Oaxaca de Juárez.— En medio de un contexto marcado por retos financieros, demandas estudiantiles y la necesidad de fortalecer su calidad académica, directores y representantes de distintas facultades de la Universidad Autónoma Benito Juárez de Oaxaca sostuvieron un encuentro de trabajo para delinear una agenda común orientada a la estabilidad y el crecimiento institucional.
De acuerdo con participantes en la reunión, el diálogo se centró en temas estructurales como la mejora de los procesos administrativos, el fortalecimiento de la investigación, la actualización de planes de estudio y la necesidad de garantizar condiciones óptimas para la comunidad universitaria. Coincidieron en que la Universidad atraviesa un momento clave que exige decisiones estratégicas y con capacidad de conciliación.
Uno de los puntos relevantes fue la construcción de consensos como mecanismo para evitar divisiones internas que históricamente han impactado el funcionamiento de la institución. En ese sentido, varios directivos expresaron la importancia de privilegiar acuerdos amplios que permitan transitar hacia una etapa de mayor estabilidad académica y gobernabilidad.
Durante el encuentro también se manifestó respaldo al académico Farid Acevedo López, cuya propuesta —señalaron— plantea una ruta enfocada en la inclusión, el fortalecimiento docente y la modernización de la gestión universitaria.

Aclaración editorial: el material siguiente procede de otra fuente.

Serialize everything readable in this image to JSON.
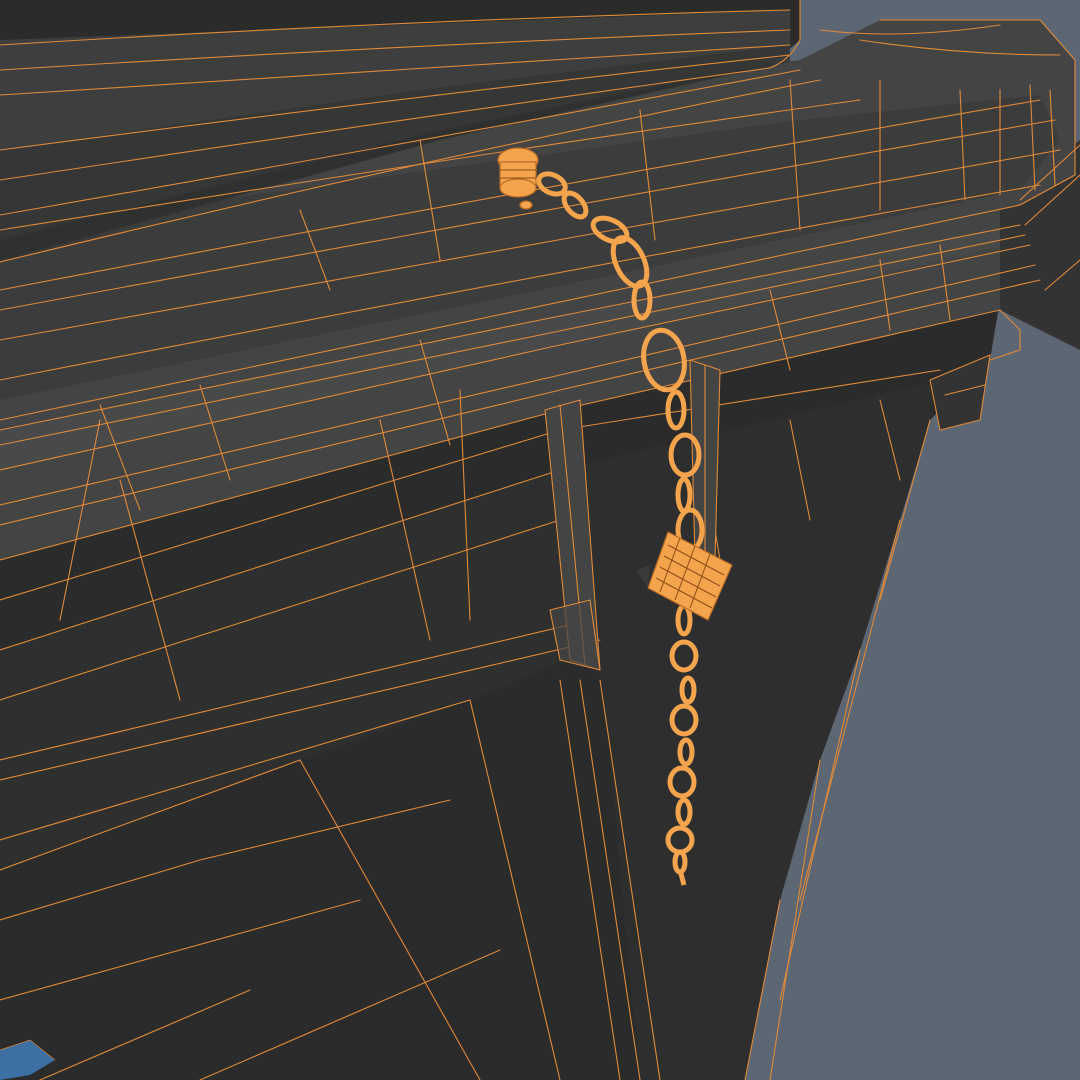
{
  "scene": {
    "subject": "",
    "colors": {
      "background": "#5d6673",
      "mesh_dark": "#2b2b2b",
      "mesh_mid": "#333333",
      "mesh_light": "#444444",
      "wireframe": "#e08a3a",
      "hardware": "#f3a44c"
    }
  }
}
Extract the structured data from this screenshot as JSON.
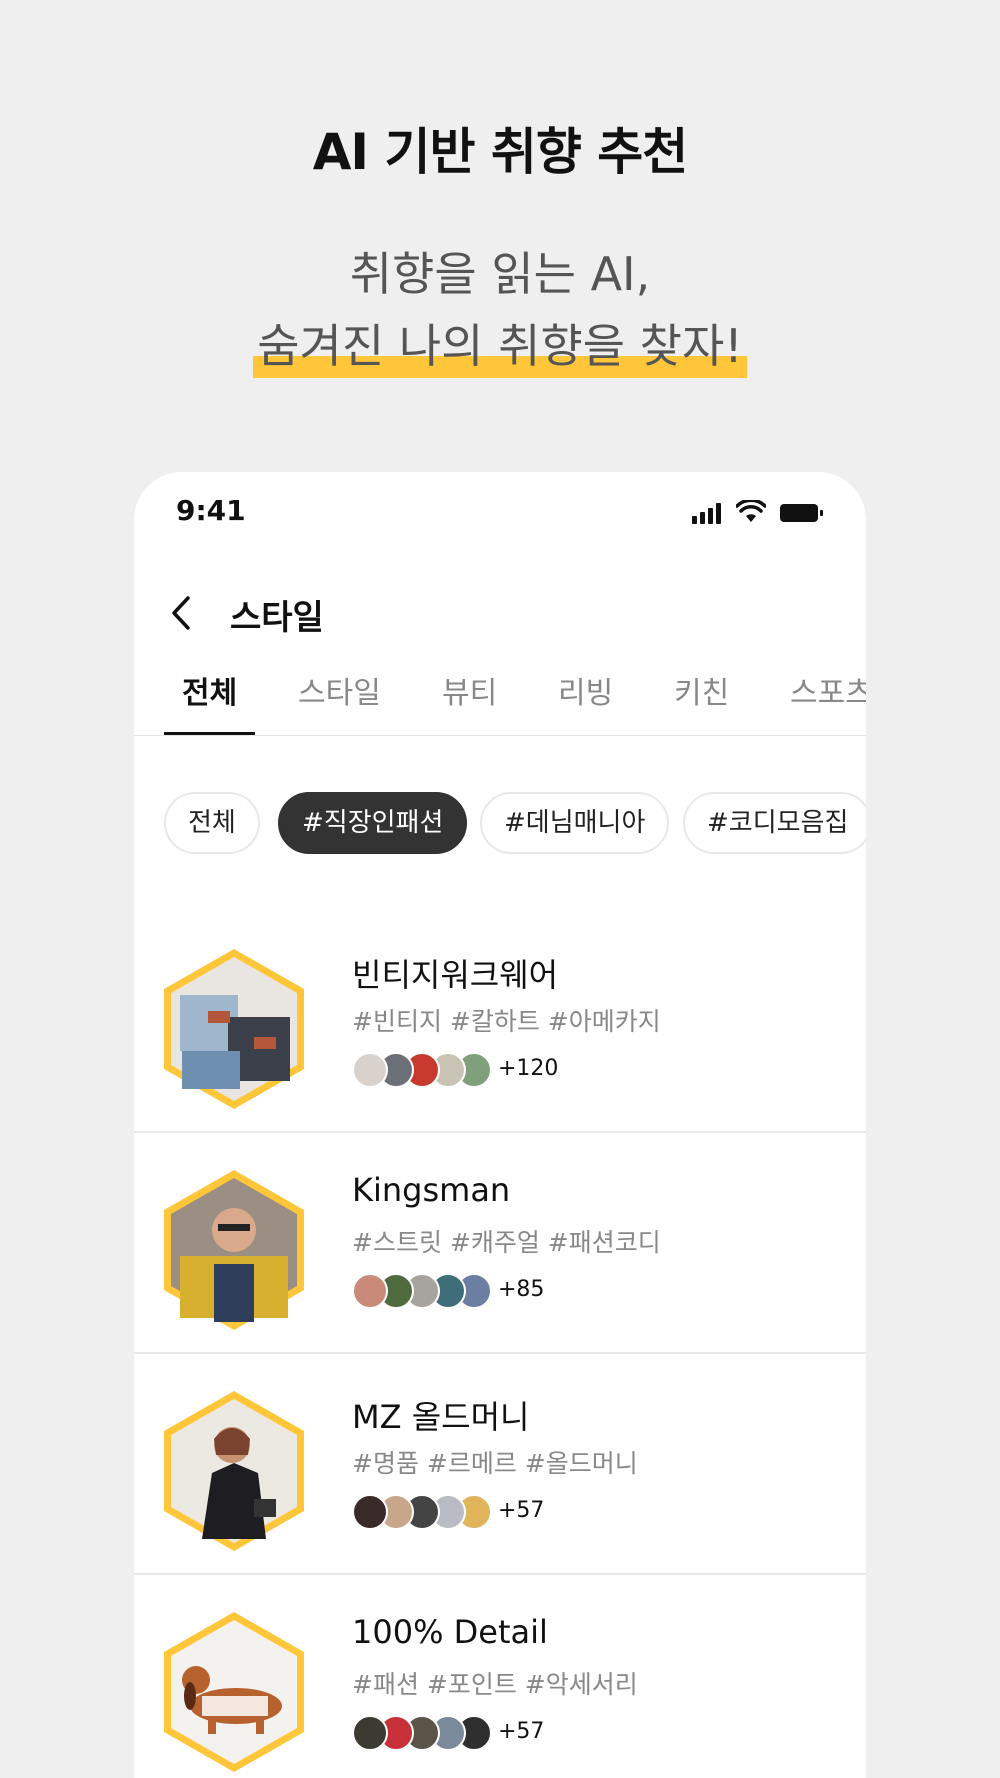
{
  "promo": {
    "title": "AI 기반 취향 추천",
    "subtitle_line1": "취향을 읽는 AI,",
    "subtitle_line2": "숨겨진 나의 취향을 찾자!"
  },
  "status_bar": {
    "time": "9:41"
  },
  "header": {
    "title": "스타일"
  },
  "tabs": [
    {
      "label": "전체",
      "active": true
    },
    {
      "label": "스타일"
    },
    {
      "label": "뷰티"
    },
    {
      "label": "리빙"
    },
    {
      "label": "키친"
    },
    {
      "label": "스포츠"
    }
  ],
  "chips": [
    {
      "label": "전체"
    },
    {
      "label": "#직장인패션",
      "active": true
    },
    {
      "label": "#데님매니아"
    },
    {
      "label": "#코디모음집"
    }
  ],
  "items": [
    {
      "title": "빈티지워크웨어",
      "tags": "#빈티지 #칼하트 #아메카지",
      "count": "+120",
      "avatar_colors": [
        "#d9d2cc",
        "#6b6f78",
        "#c8392e",
        "#c9c3b6",
        "#7fa07a"
      ]
    },
    {
      "title": "Kingsman",
      "tags": "#스트릿 #캐주얼 #패션코디",
      "count": "+85",
      "avatar_colors": [
        "#c98a7a",
        "#4e6a3e",
        "#a7a39e",
        "#3f6e78",
        "#6a7fa2"
      ]
    },
    {
      "title": "MZ 올드머니",
      "tags": "#명품 #르메르 #올드머니",
      "count": "+57",
      "avatar_colors": [
        "#3a2b2b",
        "#c9a58a",
        "#444444",
        "#b9bcc4",
        "#e0b45a"
      ]
    },
    {
      "title": "100% Detail",
      "tags": "#패션 #포인트 #악세서리",
      "count": "+57",
      "avatar_colors": [
        "#3b3b32",
        "#c8303a",
        "#5a5548",
        "#7b8a9a",
        "#2f2f2f"
      ]
    }
  ],
  "colors": {
    "accent": "#ffc63a",
    "active_chip": "#333333",
    "muted_text": "#888888"
  },
  "icons": [
    "signal-icon",
    "wifi-icon",
    "battery-icon",
    "back-arrow-icon"
  ]
}
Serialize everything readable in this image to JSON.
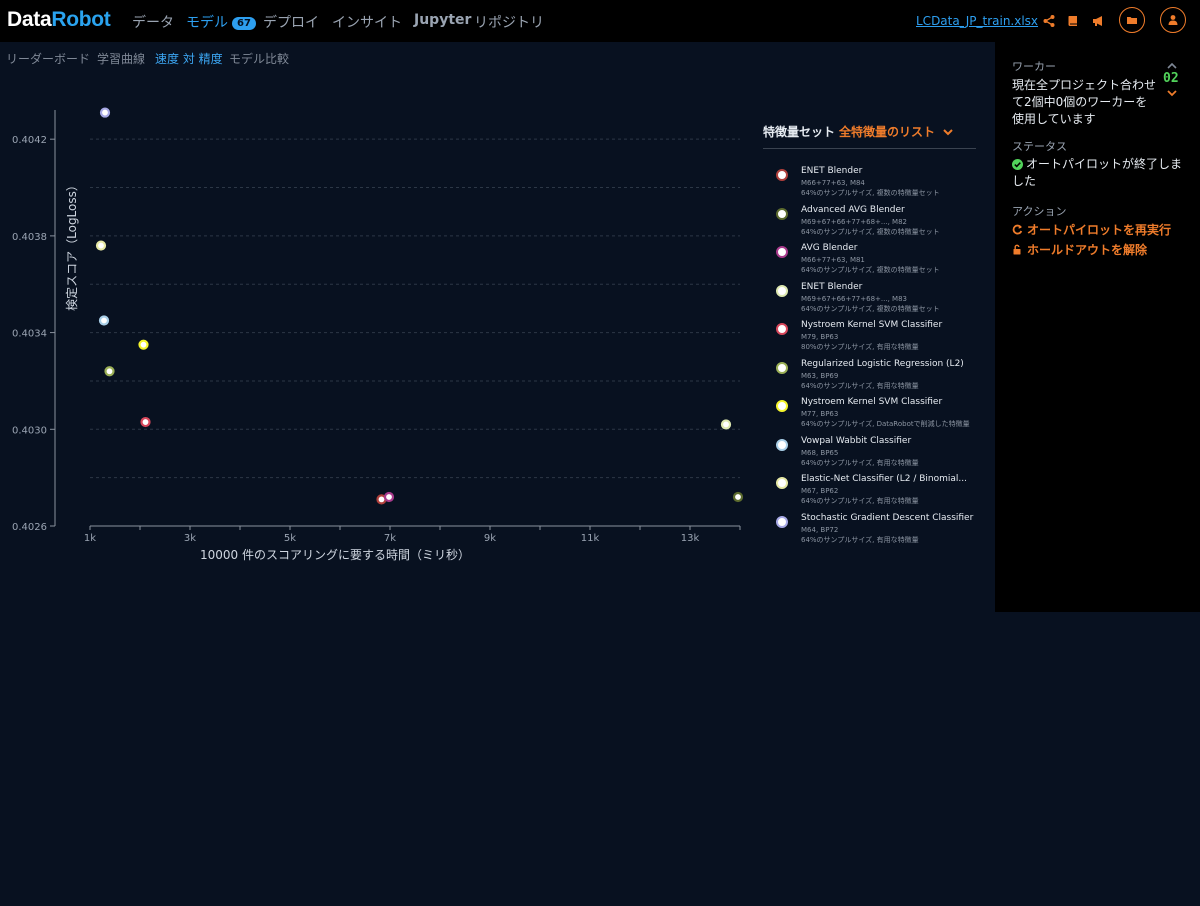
{
  "header": {
    "logo_part1": "Data",
    "logo_part2": "Robot",
    "nav": [
      {
        "label": "データ"
      },
      {
        "label": "モデル",
        "badge": "67"
      },
      {
        "label": "デプロイ"
      },
      {
        "label": "インサイト"
      },
      {
        "label": "Jupyter"
      },
      {
        "label": "リポジトリ"
      }
    ],
    "project_name": "LCData_JP_train.xlsx"
  },
  "subtabs": [
    "リーダーボード",
    "学習曲線",
    "速度 対 精度",
    "モデル比較"
  ],
  "sidebar": {
    "workers_label": "ワーカー",
    "workers_text": [
      "現在全プロジェクト合わせ",
      "て2個中0個のワーカーを",
      "使用しています"
    ],
    "workers_count": "02",
    "status_label": "ステータス",
    "status_text": [
      "オートパイロットが終了しま",
      "した"
    ],
    "actions_label": "アクション",
    "action_rerun": "オートパイロットを再実行",
    "action_unlock": "ホールドアウトを解除"
  },
  "legend": {
    "title": "特徴量セット",
    "dropdown": "全特徴量のリスト"
  },
  "chart_data": {
    "type": "scatter",
    "xlabel": "10000 件のスコアリングに要する時間（ミリ秒）",
    "ylabel": "検定スコア（LogLoss）",
    "xlim": [
      1000,
      14000
    ],
    "ylim": [
      0.4026,
      0.4043
    ],
    "x_ticks": [
      1000,
      3000,
      5000,
      7000,
      9000,
      11000,
      13000
    ],
    "x_tick_labels": [
      "1k",
      "3k",
      "5k",
      "7k",
      "9k",
      "11k",
      "13k"
    ],
    "y_ticks": [
      0.4026,
      0.403,
      0.4034,
      0.4038,
      0.4042
    ],
    "y_tick_labels": [
      "0.4026",
      "0.4030",
      "0.4034",
      "0.4038",
      "0.4042"
    ],
    "grid": true,
    "series": [
      {
        "name": "ENET Blender",
        "line2": "M66+77+63, M84",
        "line3": "64%のサンプルサイズ, 複数の特徴量セット",
        "color": "#b0403c",
        "x": 6830,
        "y": 0.40271
      },
      {
        "name": "Advanced AVG Blender",
        "line2": "M69+67+66+77+68+..., M82",
        "line3": "64%のサンプルサイズ, 複数の特徴量セット",
        "color": "#5c6b2e",
        "x": 13960,
        "y": 0.40272
      },
      {
        "name": "AVG Blender",
        "line2": "M66+77+63, M81",
        "line3": "64%のサンプルサイズ, 複数の特徴量セット",
        "color": "#a83a8c",
        "x": 6980,
        "y": 0.40272
      },
      {
        "name": "ENET Blender",
        "line2": "M69+67+66+77+68+..., M83",
        "line3": "64%のサンプルサイズ, 複数の特徴量セット",
        "color": "#dde8b0",
        "x": 13720,
        "y": 0.40302
      },
      {
        "name": "Nystroem Kernel SVM Classifier",
        "line2": "M79, BP63",
        "line3": "80%のサンプルサイズ, 有用な特徴量",
        "color": "#d7475b",
        "x": 2110,
        "y": 0.40303
      },
      {
        "name": "Regularized Logistic Regression (L2)",
        "line2": "M63, BP69",
        "line3": "64%のサンプルサイズ, 有用な特徴量",
        "color": "#9bb056",
        "x": 1390,
        "y": 0.40324
      },
      {
        "name": "Nystroem Kernel SVM Classifier",
        "line2": "M77, BP63",
        "line3": "64%のサンプルサイズ, DataRobotで削減した特徴量",
        "color": "#f5f52c",
        "x": 2070,
        "y": 0.40335
      },
      {
        "name": "Vowpal Wabbit Classifier",
        "line2": "M68, BP65",
        "line3": "64%のサンプルサイズ, 有用な特徴量",
        "color": "#a9cfe8",
        "x": 1280,
        "y": 0.40345
      },
      {
        "name": "Elastic-Net Classifier (L2 / Binomial...",
        "line2": "M67, BP62",
        "line3": "64%のサンプルサイズ, 有用な特徴量",
        "color": "#e6e8a4",
        "x": 1220,
        "y": 0.40376
      },
      {
        "name": "Stochastic Gradient Descent Classifier",
        "line2": "M64, BP72",
        "line3": "64%のサンプルサイズ, 有用な特徴量",
        "color": "#a7a9e6",
        "x": 1300,
        "y": 0.40431
      }
    ]
  }
}
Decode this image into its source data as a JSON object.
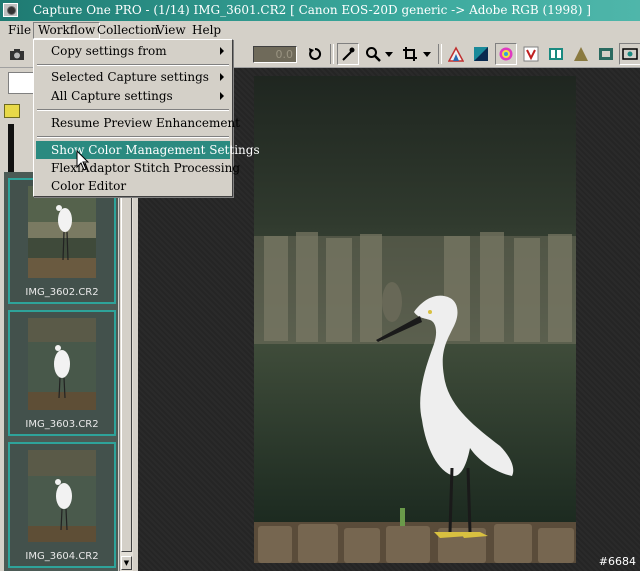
{
  "window": {
    "title": "Capture One PRO  -  (1/14) IMG_3601.CR2  [ Canon EOS-20D generic -> Adobe RGB (1998) ]"
  },
  "menubar": {
    "items": [
      {
        "label": "File"
      },
      {
        "label": "Workflow"
      },
      {
        "label": "Collection"
      },
      {
        "label": "View"
      },
      {
        "label": "Help"
      }
    ],
    "active": "Workflow"
  },
  "toolbar": {
    "rotation_value": "0.0",
    "icons": [
      "camera-icon",
      "rotate-icon",
      "picker-icon",
      "zoom-icon",
      "crop-icon",
      "color-icons"
    ]
  },
  "workflow_menu": {
    "items": [
      {
        "label": "Copy settings from",
        "submenu": true
      },
      {
        "label": "Selected Capture settings",
        "submenu": true
      },
      {
        "label": "All Capture settings",
        "submenu": true
      },
      {
        "label": "Resume Preview Enhancement",
        "submenu": false
      },
      {
        "label": "Show Color Management Settings",
        "submenu": false,
        "highlighted": true
      },
      {
        "label": "FlexiAdaptor Stitch Processing",
        "submenu": false
      },
      {
        "label": "Color Editor",
        "submenu": false
      }
    ]
  },
  "thumbnails": [
    {
      "label": "IMG_3602.CR2"
    },
    {
      "label": "IMG_3603.CR2"
    },
    {
      "label": "IMG_3604.CR2"
    }
  ],
  "viewer": {
    "badge": "#6684"
  },
  "colors": {
    "titlebar": "#2b8a80",
    "menu_highlight": "#2b8a80",
    "thumb_border": "#2ea39a"
  }
}
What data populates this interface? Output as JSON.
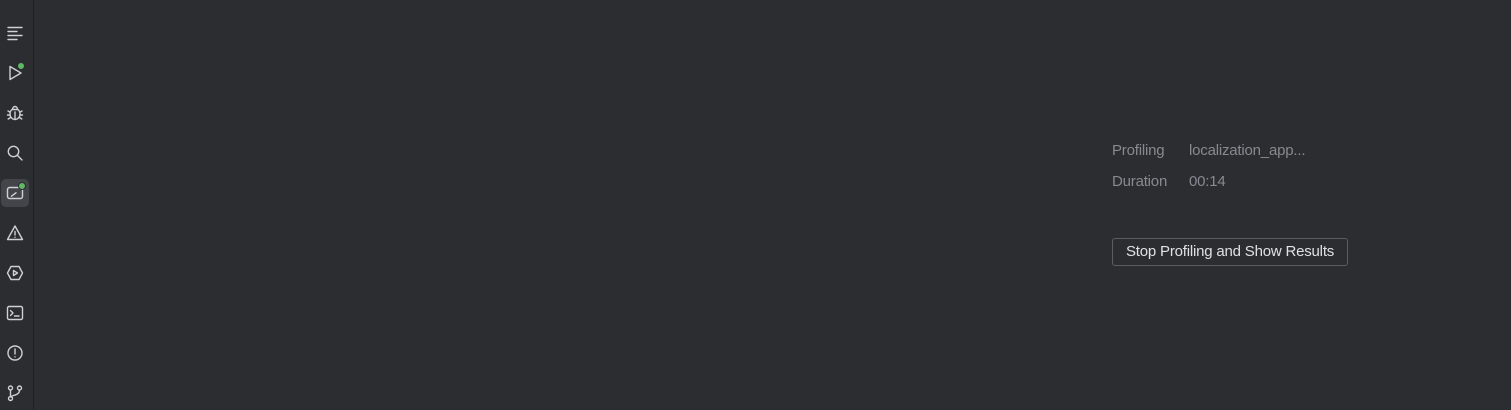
{
  "toolstrip": {
    "items": [
      {
        "name": "structure-icon",
        "active": false,
        "badge": false
      },
      {
        "name": "run-icon",
        "active": false,
        "badge": true,
        "badge_color": "#5fb865"
      },
      {
        "name": "debug-icon",
        "active": false,
        "badge": false
      },
      {
        "name": "search-icon",
        "active": false,
        "badge": false
      },
      {
        "name": "profiler-icon",
        "active": true,
        "badge": true,
        "badge_color": "#5fb865"
      },
      {
        "name": "problems-warning-icon",
        "active": false,
        "badge": false
      },
      {
        "name": "services-icon",
        "active": false,
        "badge": false
      },
      {
        "name": "terminal-icon",
        "active": false,
        "badge": false
      },
      {
        "name": "problems-icon",
        "active": false,
        "badge": false
      },
      {
        "name": "git-branch-icon",
        "active": false,
        "badge": false
      }
    ]
  },
  "profiling": {
    "profiling_label": "Profiling",
    "profiling_value": "localization_app...",
    "duration_label": "Duration",
    "duration_value": "00:14",
    "stop_button_label": "Stop Profiling and Show Results"
  },
  "colors": {
    "background": "#2b2d30",
    "muted_text": "#868a91",
    "button_text": "#dfe1e5",
    "badge_green": "#5fb865"
  }
}
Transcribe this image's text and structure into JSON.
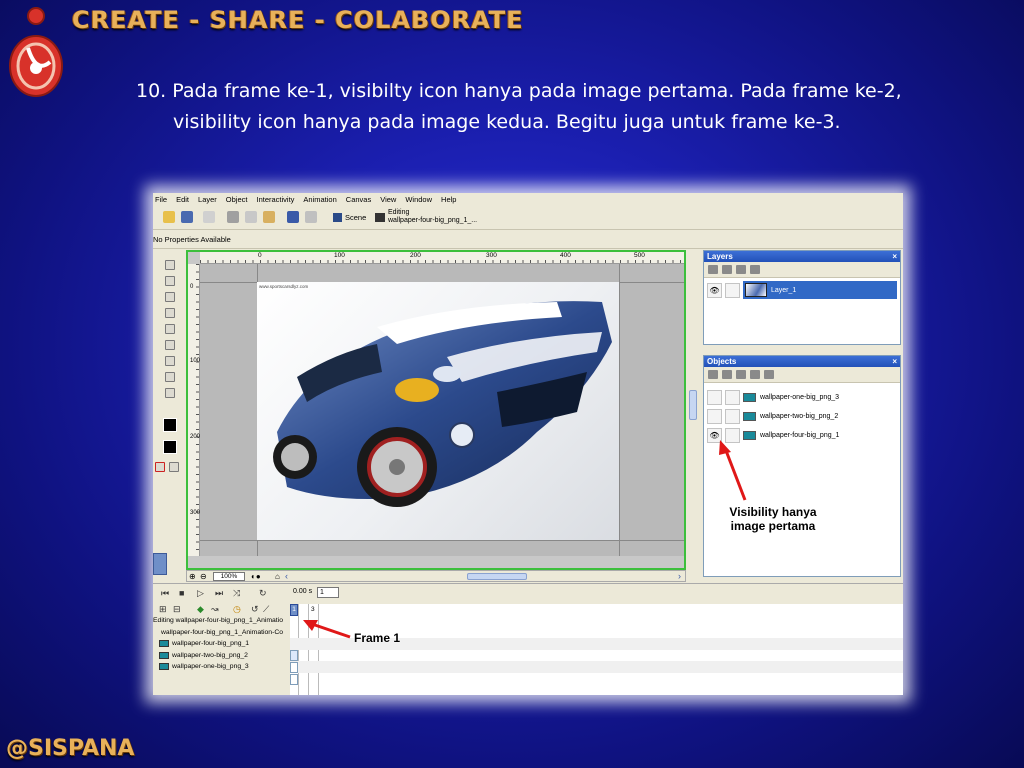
{
  "slide": {
    "header_title": "CREATE - SHARE - COLABORATE",
    "instruction": "10. Pada frame ke-1, visibilty icon hanya pada image pertama. Pada frame ke-2, visibility icon hanya pada image kedua. Begitu juga untuk frame ke-3.",
    "footer": "@SISPANA",
    "colors": {
      "header_text": "#e8b15a",
      "background": "#1b1fb0",
      "logo_red": "#d8322a"
    }
  },
  "app": {
    "menu": [
      "File",
      "Edit",
      "Layer",
      "Object",
      "Interactivity",
      "Animation",
      "Canvas",
      "View",
      "Window",
      "Help"
    ],
    "toolbar": {
      "scene_label": "Scene",
      "editing_label": "Editing",
      "editing_target": "wallpaper-four-big_png_1_..."
    },
    "properties_text": "No Properties Available",
    "canvas": {
      "ruler_labels": [
        "0",
        "100",
        "200",
        "300",
        "400",
        "500"
      ],
      "ruler_v_labels": [
        "0",
        "100",
        "200",
        "300"
      ],
      "photo_caption": "www.sportscarsdlyz.com",
      "zoom": "100%"
    },
    "layers_panel": {
      "title": "Layers",
      "layer_name": "Layer_1"
    },
    "objects_panel": {
      "title": "Objects",
      "items": [
        {
          "name": "wallpaper-one-big_png_3",
          "visible": false
        },
        {
          "name": "wallpaper-two-big_png_2",
          "visible": false
        },
        {
          "name": "wallpaper-four-big_png_1",
          "visible": true
        }
      ]
    },
    "timeline": {
      "time": "0.00 s",
      "frame_value": "1",
      "frame_current": "1",
      "frame_3": "3",
      "rows": [
        "Editing wallpaper-four-big_png_1_Animatio",
        "wallpaper-four-big_png_1_Animation-Co",
        "wallpaper-four-big_png_1",
        "wallpaper-two-big_png_2",
        "wallpaper-one-big_png_3"
      ]
    }
  },
  "annotations": {
    "visibility": "Visibility hanya\nimage pertama",
    "frame": "Frame 1",
    "arrow_color": "#e01818"
  }
}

Aunque el proceso interno aún continúa, su perfil ha comenzado a generar coincidencias entre distintos sectores.
La Universidad Autónoma Benito Juárez de Oaxaca, considerada una de las principales instituciones de educación superior en el estado, enfrenta además el reto de responder a las exigencias sociales en materia de formación profesional, transparencia y vinculación con el desarrollo regional.
Especialistas consultados coinciden en que el futuro de la Universidad dependerá en gran medida de su capacidad para construir acuerdos duraderos y evitar escenarios de confrontación interna. En ese contexto, el llamado a la unidad no sólo responde a una coyuntura política universitaria, sino a la necesidad de garantizar continuidad en los proyectos académicos.
El proceso de definición del rumbo institucional sigue en curso, mientras la comunidad universitaria se mantiene atenta a las decisiones que marcarán el futuro inmediato de la máxima casa de estudios de Oaxaca.